I've been with Ruby for about a year now and have a language question: are symbols necessary because Ruby strings are mutable and not interned?
No.
Symbol
and String
are simply two different data types. String
is for text, Symbol
is for labels.
In, say, Java, strings are immutable and interned.
No, they are not. They are immutable and sometimes interned, sometimes not. If String
s were interned, then why is there a method java.lang.String.intern()
which interns a String
? String
s in Java are only interned if
- you call
java.lang.String.intern()
or
- the
String
is the result of a String
literal expression or
- the
String
is the result of String
-typed constant value expression
Otherwise, they are not.
So "foo" is always equal to "foo" in value and reference and its value cannot change.
Again, this is not true:
class Test {
public static void main(String... args) {
System.out.println("foo".equals(args[0]));
System.out.println("foo" == args[0]);
}
}
Call it with
java Test foo
# true
# false
In Ruby, strings are mutable and not interned, so "a".object_id == "a".object_id
will be false.
In modern Ruby, that is not necessarily true either:
#frozen_string_literal: true
"a".object_id == "a".object_id
#=> true
If Ruby had implemented strings like Java, symbols wouldn't be necessary, right?
No. Like I said, they are different types for different use cases.

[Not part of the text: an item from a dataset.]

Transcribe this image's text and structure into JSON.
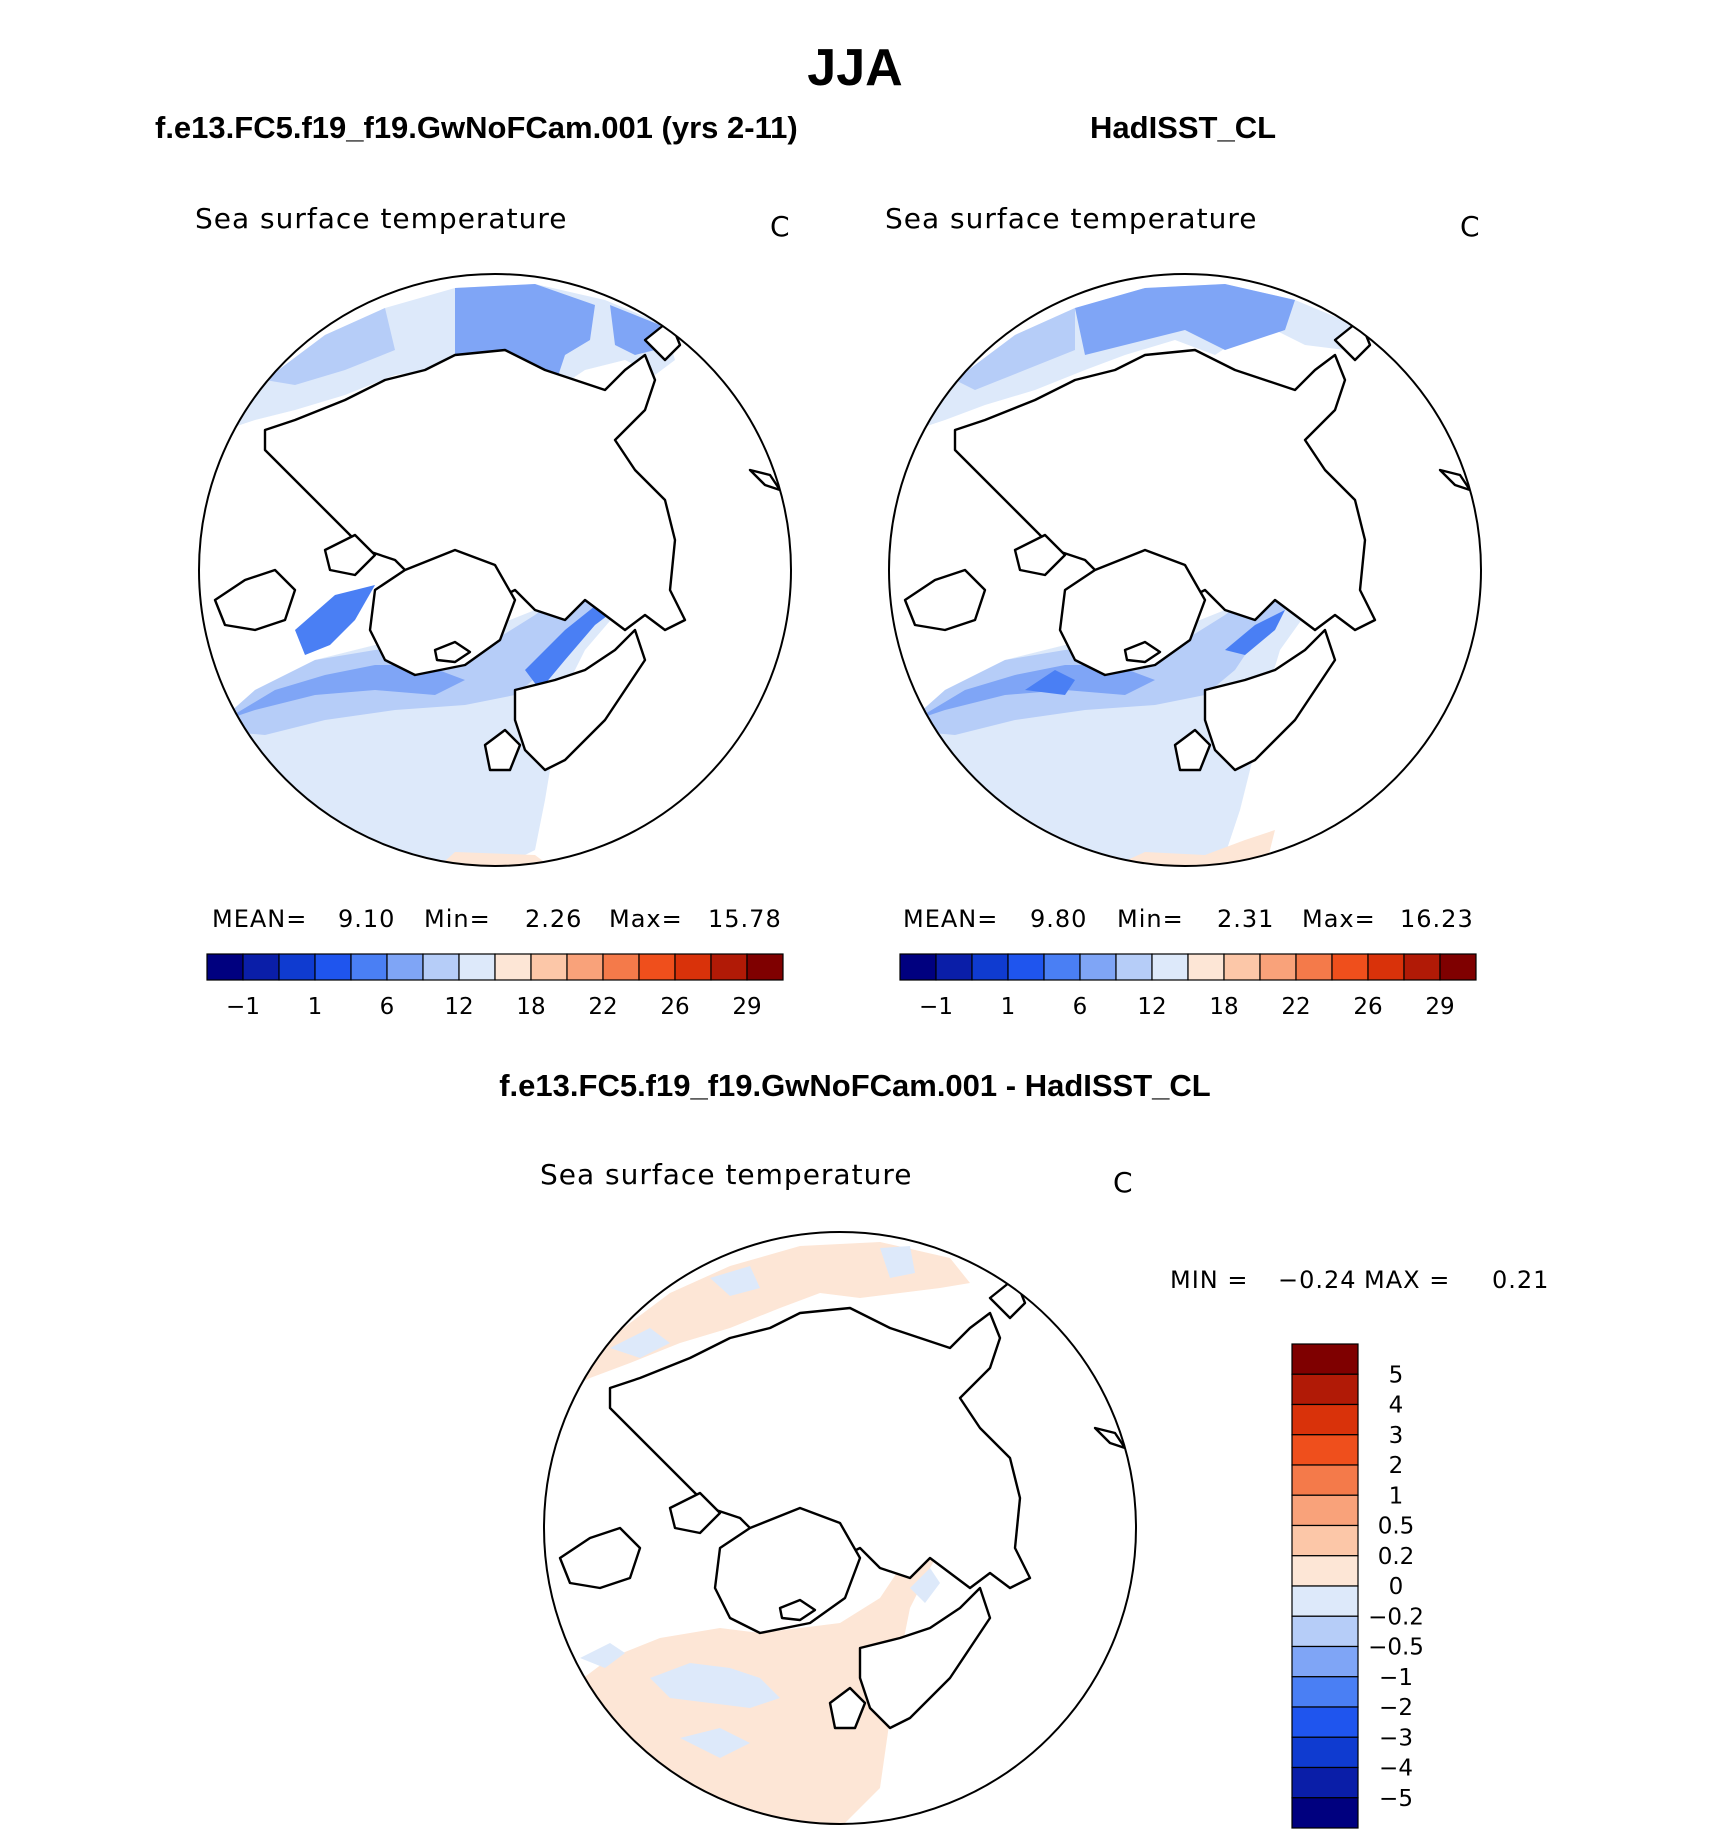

Take a look at Scala, for example, which implements "strings like Java" (in fact, on the JVM implementation of Scala, there is no String
, Scala String
simply is java.lang.String
). Yet, it also has a Symbol
class.
Likewise, Clojure has not one but two datatypes like Ruby's Symbol
: keywords are exactly equivalent to Ruby's Symbol
s, they evaluate to themselves and stand only for themselves. Symbols OTOH may stand for something else.
Erlang has immutable strings and atoms, which are like Clojure/Lisp symbols.

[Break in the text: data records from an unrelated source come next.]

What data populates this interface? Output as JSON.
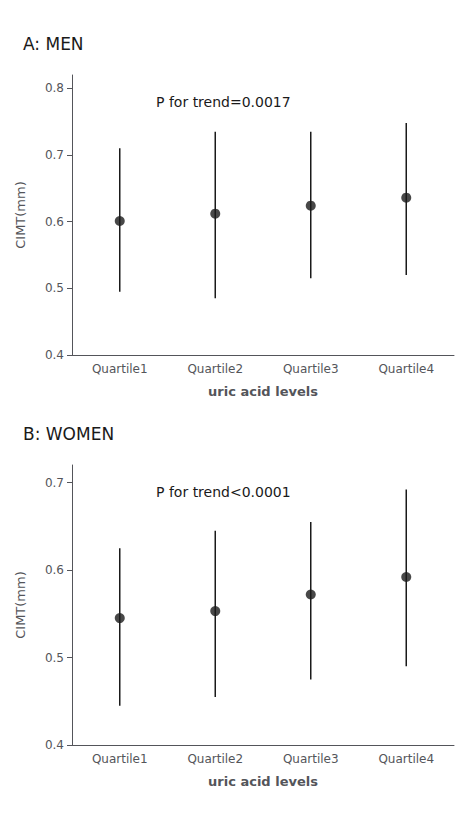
{
  "chart_data": [
    {
      "type": "scatter",
      "title": "A: MEN",
      "annotation": "P for trend=0.0017",
      "categories": [
        "Quartile1",
        "Quartile2",
        "Quartile3",
        "Quartile4"
      ],
      "values": [
        0.601,
        0.612,
        0.624,
        0.636
      ],
      "ci_low": [
        0.495,
        0.485,
        0.515,
        0.52
      ],
      "ci_high": [
        0.71,
        0.735,
        0.735,
        0.748
      ],
      "ylim": [
        0.4,
        0.82
      ],
      "yticks": [
        0.4,
        0.5,
        0.6,
        0.7,
        0.8
      ],
      "xlabel": "uric acid levels",
      "ylabel": "CIMT(mm)",
      "color": "#1a1a1a",
      "grid": false
    },
    {
      "type": "scatter",
      "title": "B: WOMEN",
      "annotation": "P for trend<0.0001",
      "categories": [
        "Quartile1",
        "Quartile2",
        "Quartile3",
        "Quartile4"
      ],
      "values": [
        0.545,
        0.553,
        0.572,
        0.592
      ],
      "ci_low": [
        0.445,
        0.455,
        0.475,
        0.49
      ],
      "ci_high": [
        0.625,
        0.645,
        0.655,
        0.692
      ],
      "ylim": [
        0.4,
        0.72
      ],
      "yticks": [
        0.4,
        0.5,
        0.6,
        0.7
      ],
      "xlabel": "uric acid levels",
      "ylabel": "CIMT(mm)",
      "color": "#1a1a1a",
      "grid": false
    }
  ]
}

ECMAScript has immutable strings and recently added a Symbol
datatype. They are not 100% equivalent to Ruby Symbol
s, though, since they have an additional guarantee: not only do they evaluate only to themselves and stand only for themselves, but they are also unforgeable (meaning it is impossible to create a Symbol
which is equal to another Symbol
).
Note that Ruby is moving away from mutable strings:
- Ruby 2.1 optimizes the pattern
'literal string'.freeze
to return a frozen string from a global string pool.
- Ruby 2.3 introduces the
# frozen_string_literal: true
pragma and --enable=frozen-string-literal
feature toggle switch to make all string literals frozen (and pooled) by default on a per-script (pragma) or per-process (feature toggle) basis.
- Ruby 3 will switch the default for both of those to
true
, so that you have to explicitly say # frozen_string_literal: false
or --disable=frozen-string-literal
in order to get the current behavior.
- Some later version will remove support for mutable strings altogether.